Les bandes-annonces sont souvent trompeuses… Celle de DRIVE en est un bel exemple. Celle que vous avez peut-être vu en salles, a été remontée pour être plus nerveuse, orientée «action», une pratique courante outre-Atlantique où elles sont même réduites à des spots télévisés de 30 secondes… ces versions tronquées, rassemblant un maximum de plans choc, ont fait croire à un simili-FAST&FURIOUS ou 60 SECONDES CHRONO… des superproductions aussi rutilantes que futiles, et balourdes au possible, ce que DRIVE n’est pas du tout. Manifestement mal informée, une américaine de Novi, petite ville du Michigan, a piqué une grosse colère contre la chaîne de cinéma locale, responsable à ses yeux de l’avoir induite en erreur en diffusant la bande-annonce «action» de DRIVE. La brave femme pensait sérieusement aller voir un film d’action standard, avec cascades et fusillades, une «beauferie» à la Joel Silver / Jerry Bruckheimer… fort mécontente, la spectatrice a annoncé vouloir faire un procès au distributeur du film pour «tromperie sur la marchandise» !   

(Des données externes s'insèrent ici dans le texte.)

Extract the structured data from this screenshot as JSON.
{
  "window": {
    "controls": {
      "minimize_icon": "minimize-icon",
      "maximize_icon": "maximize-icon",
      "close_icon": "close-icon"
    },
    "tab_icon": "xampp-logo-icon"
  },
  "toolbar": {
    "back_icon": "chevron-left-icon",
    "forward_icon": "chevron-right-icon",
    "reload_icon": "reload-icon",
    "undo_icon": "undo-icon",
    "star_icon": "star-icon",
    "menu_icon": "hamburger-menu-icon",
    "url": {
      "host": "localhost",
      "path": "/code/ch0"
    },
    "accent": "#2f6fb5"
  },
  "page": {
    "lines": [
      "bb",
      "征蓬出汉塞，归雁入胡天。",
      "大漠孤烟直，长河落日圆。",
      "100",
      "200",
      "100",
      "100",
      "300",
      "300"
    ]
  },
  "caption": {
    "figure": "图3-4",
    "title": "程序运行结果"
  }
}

On peut facilement ironiser sur cette attitude qu’ont les américains de vouloir intenter un procès sur tout et n’importe quoi… cela dit, la réaction de cette femme est peut-être révélatrice d’une certaine déculturation générale. Qui sait ? L’habitante de Novi aurait-elle une vision assez basique de ce que doit être le cinéma : un gros truc qui distrait, qui fait du bruit, et qui s’oublie aussi vite. Evitons quand même la caricature ; après tout, il existe bien des films d’action qui sont de vraies expériences cinématographiques tout en assurant le spectacle… mais il faut avouer que la réaction épidermique de cette spectatrice laisse songeur.     DRIVE, le film de Nicolas Winding Refn, n’a donc que les apparences d’un film d’action… mais c’est avant tout un vrai film d’artiste qui ne caresse pas le spectateur dans le sens du poil.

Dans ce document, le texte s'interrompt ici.